George woke up in hospital from a deep sleep that had more to do with tranquilisers and painkillers than peace of mind, to the antiseptic smell of the ward and two women on chairs by the side of the bed. Molly had insisted that Claire Bingham be told of George’s injuries. It must, she said, be relevant. George had decided to stay in Bristol for another day because of a promising lead to the enquiry. Nothing trivial would keep him in the town. The weather map showed there was a big storm brewing, and only something important would keep him from the seawatching.

Wargan had given his blessing to Claire’s trip to the city, more, she thought, because he hoped she would make a fool of herself than because he believed anything could be achieved.

“Go if you like,” he said. “But I can’t see that it’s relevant.”

“Palmer-Jones was working for the Franks family,” she said. “And now he’s the victim of a hit-and-run accident.”

“We’ve got our man,” he insisted. “We’ll take him out to the cottage and search it properly by daylight.”

“You’ll have to charge him soon,” Claire said, but Wargan was convinced that they would have evidence to convict him by the end of the day.

The ward sister regarded the group round Palmer-Jones with suspicion and hostility. Usually visitors would not be allowed on the ward in the morning. Only the inspector’s warrant card had persuaded her to let them in at all. Now they were huddled together in serious conversation, blocking the way of the domestic staff, causing jealousy and resentment in those patients whose relatives had been turned away.
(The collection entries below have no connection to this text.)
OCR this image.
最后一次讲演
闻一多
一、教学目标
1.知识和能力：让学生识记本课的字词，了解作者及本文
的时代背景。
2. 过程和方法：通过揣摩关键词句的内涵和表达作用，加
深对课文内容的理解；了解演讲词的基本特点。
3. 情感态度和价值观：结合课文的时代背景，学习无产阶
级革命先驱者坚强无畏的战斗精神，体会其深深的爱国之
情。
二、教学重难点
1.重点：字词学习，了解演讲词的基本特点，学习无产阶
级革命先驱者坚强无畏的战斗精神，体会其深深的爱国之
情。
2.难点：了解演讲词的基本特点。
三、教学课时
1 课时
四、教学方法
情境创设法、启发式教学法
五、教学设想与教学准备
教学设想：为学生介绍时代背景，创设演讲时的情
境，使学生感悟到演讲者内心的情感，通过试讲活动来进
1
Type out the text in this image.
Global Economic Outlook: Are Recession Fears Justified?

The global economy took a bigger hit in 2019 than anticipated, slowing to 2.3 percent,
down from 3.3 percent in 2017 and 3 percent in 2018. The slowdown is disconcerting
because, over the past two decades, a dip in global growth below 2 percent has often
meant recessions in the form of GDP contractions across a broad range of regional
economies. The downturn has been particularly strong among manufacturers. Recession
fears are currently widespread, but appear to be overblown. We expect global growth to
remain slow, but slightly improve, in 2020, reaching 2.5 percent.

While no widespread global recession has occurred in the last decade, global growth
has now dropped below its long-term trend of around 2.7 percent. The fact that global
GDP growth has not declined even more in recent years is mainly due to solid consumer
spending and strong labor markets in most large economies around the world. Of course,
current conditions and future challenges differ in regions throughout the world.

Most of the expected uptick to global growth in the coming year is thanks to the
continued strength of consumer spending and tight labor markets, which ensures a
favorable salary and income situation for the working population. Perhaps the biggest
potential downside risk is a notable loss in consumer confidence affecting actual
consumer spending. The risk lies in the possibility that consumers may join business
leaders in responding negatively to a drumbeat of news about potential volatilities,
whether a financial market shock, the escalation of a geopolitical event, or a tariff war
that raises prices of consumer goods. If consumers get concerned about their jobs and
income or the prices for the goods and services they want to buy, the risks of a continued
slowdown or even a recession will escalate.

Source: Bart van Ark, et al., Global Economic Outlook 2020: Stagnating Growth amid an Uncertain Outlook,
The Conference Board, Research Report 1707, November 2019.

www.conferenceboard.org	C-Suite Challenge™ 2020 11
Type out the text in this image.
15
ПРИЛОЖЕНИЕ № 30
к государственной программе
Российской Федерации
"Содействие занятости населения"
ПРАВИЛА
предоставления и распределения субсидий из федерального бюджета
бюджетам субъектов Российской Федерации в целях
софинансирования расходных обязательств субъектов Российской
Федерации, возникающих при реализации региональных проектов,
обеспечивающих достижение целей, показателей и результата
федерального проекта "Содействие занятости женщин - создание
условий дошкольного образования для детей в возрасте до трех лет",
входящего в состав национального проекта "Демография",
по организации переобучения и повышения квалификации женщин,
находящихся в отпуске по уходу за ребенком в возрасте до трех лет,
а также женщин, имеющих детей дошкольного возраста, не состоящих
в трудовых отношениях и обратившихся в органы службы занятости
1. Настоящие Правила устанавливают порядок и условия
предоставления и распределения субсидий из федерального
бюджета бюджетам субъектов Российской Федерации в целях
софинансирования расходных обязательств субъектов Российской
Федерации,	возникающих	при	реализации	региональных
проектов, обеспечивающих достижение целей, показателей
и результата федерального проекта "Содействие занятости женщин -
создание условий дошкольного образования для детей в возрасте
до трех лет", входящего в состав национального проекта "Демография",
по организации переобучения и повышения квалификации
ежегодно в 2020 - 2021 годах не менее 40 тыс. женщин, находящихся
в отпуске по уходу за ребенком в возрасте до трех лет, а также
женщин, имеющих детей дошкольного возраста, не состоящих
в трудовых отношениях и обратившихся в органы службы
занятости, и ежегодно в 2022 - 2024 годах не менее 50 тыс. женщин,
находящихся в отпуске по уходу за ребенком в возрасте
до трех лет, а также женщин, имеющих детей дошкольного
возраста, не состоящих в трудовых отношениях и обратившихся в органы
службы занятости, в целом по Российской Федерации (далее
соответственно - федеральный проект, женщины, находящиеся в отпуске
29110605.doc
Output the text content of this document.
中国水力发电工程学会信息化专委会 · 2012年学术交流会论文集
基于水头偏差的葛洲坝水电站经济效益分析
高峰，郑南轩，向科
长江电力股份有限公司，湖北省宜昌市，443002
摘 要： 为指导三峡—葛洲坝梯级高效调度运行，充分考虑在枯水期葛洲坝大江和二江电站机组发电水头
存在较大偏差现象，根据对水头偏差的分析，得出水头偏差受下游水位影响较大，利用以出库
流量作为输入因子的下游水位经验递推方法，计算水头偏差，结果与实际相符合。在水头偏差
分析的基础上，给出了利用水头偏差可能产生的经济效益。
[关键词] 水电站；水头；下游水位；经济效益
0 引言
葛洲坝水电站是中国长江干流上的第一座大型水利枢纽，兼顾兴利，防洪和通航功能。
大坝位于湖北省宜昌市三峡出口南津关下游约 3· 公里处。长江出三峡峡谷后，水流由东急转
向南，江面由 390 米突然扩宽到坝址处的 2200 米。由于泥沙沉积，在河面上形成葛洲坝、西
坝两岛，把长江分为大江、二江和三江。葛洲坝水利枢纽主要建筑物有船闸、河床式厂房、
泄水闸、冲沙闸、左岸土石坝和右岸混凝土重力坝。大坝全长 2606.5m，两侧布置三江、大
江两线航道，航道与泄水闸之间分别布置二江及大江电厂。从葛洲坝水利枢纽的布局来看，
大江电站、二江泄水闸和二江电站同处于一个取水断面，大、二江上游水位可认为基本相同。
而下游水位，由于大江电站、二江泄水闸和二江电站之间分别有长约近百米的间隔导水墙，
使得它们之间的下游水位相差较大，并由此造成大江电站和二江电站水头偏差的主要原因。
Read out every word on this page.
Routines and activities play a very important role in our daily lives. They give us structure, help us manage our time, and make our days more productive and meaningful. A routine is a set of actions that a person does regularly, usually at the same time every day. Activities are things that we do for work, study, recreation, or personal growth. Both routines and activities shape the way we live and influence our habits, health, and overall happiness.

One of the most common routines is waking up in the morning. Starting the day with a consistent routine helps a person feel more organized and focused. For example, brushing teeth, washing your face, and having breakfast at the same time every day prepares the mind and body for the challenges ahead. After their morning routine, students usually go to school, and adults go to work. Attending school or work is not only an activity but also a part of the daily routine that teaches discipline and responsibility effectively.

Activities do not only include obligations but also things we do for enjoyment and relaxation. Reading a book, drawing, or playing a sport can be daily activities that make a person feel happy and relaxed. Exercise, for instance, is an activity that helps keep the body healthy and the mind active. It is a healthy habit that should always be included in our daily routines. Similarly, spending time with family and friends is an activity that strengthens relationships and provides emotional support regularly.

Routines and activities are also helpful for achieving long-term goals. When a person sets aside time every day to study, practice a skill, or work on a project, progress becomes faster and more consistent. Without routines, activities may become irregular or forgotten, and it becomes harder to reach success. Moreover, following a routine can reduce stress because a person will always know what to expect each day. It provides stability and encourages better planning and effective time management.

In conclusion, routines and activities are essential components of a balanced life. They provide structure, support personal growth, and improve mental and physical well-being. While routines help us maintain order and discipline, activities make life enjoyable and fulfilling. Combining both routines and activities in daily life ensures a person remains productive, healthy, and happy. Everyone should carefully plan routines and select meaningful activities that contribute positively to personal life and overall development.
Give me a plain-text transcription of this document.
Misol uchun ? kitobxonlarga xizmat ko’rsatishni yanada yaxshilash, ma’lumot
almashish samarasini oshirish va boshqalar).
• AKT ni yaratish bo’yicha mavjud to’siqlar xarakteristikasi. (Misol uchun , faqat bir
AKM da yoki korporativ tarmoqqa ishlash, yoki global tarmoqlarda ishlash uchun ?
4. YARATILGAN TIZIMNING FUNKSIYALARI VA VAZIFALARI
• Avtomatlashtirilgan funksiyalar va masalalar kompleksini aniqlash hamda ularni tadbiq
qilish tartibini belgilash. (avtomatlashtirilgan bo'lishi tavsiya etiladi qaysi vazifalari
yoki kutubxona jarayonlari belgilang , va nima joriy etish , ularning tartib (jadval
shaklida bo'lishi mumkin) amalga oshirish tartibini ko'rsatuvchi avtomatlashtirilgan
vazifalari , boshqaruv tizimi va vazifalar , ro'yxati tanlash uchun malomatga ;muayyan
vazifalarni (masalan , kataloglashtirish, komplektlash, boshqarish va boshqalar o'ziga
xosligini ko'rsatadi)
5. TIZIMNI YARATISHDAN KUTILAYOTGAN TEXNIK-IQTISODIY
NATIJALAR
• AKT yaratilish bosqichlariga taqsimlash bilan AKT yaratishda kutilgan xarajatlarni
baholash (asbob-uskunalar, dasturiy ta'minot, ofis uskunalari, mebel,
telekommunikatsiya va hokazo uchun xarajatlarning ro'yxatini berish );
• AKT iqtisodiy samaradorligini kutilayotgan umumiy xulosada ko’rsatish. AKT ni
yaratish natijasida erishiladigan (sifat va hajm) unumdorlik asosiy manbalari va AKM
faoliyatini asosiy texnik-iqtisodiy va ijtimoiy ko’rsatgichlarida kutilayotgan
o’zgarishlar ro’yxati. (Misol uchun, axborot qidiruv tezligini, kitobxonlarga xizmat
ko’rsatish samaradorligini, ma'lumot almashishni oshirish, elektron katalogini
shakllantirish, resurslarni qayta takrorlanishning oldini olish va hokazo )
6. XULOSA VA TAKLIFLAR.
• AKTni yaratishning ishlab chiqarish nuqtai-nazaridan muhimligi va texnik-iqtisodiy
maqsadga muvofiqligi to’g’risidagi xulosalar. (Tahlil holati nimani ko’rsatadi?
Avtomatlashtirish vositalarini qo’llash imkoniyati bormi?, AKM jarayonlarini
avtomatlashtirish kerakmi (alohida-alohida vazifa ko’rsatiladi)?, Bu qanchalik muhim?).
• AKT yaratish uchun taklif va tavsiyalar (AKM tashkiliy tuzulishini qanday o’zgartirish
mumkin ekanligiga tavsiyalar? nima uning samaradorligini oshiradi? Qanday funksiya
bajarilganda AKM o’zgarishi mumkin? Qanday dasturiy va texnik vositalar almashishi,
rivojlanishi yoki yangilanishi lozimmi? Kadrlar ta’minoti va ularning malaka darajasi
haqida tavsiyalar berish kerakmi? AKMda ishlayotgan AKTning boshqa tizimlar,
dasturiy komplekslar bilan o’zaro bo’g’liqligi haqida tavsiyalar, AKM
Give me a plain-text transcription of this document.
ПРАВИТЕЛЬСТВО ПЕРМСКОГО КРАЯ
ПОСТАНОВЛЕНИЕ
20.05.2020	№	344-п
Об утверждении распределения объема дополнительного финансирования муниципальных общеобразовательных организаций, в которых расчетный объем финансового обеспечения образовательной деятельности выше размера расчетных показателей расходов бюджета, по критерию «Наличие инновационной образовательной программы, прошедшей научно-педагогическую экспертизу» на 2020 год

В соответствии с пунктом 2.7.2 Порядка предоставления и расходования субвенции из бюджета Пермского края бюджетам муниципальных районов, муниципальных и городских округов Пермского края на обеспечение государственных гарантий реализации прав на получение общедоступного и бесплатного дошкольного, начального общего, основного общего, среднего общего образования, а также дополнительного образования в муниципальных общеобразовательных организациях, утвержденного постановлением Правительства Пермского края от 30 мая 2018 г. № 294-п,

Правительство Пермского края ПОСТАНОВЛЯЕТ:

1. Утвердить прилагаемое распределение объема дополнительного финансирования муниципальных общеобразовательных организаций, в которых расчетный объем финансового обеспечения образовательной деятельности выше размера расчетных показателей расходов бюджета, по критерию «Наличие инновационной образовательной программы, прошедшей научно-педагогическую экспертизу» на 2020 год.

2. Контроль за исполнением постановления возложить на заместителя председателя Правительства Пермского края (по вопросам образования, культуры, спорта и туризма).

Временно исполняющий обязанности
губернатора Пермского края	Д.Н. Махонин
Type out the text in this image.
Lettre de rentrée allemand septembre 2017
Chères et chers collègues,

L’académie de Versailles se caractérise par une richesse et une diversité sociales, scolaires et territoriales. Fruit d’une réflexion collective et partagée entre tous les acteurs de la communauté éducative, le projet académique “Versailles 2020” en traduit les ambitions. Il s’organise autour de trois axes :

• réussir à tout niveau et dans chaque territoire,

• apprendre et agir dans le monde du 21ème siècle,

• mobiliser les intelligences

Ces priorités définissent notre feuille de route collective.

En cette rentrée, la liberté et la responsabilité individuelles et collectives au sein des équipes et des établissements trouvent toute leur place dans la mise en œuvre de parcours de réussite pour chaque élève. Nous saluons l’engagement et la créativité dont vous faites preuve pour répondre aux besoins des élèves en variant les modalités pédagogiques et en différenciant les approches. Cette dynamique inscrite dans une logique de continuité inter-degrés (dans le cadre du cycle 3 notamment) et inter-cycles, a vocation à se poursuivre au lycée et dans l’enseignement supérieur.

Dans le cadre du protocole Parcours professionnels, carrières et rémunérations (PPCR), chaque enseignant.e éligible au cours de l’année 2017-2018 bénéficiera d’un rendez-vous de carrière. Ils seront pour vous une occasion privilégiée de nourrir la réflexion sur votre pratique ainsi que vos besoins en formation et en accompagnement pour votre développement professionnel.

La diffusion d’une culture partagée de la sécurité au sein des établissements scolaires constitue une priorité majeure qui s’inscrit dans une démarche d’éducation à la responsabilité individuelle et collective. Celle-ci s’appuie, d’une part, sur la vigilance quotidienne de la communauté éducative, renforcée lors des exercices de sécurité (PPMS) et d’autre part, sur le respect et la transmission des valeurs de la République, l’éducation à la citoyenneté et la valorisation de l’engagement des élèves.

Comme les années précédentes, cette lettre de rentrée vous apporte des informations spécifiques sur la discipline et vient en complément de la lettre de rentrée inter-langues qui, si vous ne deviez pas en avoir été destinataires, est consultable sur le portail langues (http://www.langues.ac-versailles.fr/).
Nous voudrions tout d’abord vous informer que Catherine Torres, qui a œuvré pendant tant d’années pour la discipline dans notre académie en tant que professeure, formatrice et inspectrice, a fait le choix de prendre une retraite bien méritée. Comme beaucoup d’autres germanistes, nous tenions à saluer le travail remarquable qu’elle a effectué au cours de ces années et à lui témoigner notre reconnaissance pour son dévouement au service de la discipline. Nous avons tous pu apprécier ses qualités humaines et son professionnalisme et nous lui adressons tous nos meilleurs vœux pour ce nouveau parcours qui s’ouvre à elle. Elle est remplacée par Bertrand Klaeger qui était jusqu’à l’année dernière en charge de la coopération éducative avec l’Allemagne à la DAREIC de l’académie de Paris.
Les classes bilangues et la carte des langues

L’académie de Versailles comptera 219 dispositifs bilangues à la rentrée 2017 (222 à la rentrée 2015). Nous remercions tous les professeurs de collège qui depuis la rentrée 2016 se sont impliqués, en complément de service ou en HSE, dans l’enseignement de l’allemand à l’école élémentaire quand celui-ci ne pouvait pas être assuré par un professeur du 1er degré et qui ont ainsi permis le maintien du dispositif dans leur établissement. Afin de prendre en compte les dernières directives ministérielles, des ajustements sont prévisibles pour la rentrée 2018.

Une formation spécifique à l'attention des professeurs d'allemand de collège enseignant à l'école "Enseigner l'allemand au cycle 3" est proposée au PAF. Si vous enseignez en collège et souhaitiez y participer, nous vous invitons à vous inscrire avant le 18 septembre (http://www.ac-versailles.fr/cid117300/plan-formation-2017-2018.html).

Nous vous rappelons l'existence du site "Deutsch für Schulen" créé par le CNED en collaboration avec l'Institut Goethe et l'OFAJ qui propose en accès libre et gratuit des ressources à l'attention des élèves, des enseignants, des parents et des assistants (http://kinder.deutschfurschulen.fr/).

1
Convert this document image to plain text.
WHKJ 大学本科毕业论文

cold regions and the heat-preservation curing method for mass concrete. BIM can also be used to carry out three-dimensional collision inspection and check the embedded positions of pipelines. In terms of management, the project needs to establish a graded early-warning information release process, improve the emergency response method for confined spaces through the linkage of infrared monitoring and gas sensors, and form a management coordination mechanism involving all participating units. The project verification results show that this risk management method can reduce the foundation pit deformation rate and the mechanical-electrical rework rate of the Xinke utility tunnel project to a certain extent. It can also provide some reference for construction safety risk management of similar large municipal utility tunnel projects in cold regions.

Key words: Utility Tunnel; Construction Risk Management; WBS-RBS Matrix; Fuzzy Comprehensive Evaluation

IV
Once she went up to the group and vented her anger.

“You can’t stay much longer,” she said. “ Mr. Palmer-Jones has had a nasty shock. He’s not a young man anymore. Besides, the doctor will be here to see him soon.”

But the women took no notice of her, and the conference, the sharing of information and ideas, continued. George sat up in bed, looking quite unfamiliar in hospital pyjamas. His face was badly bruised.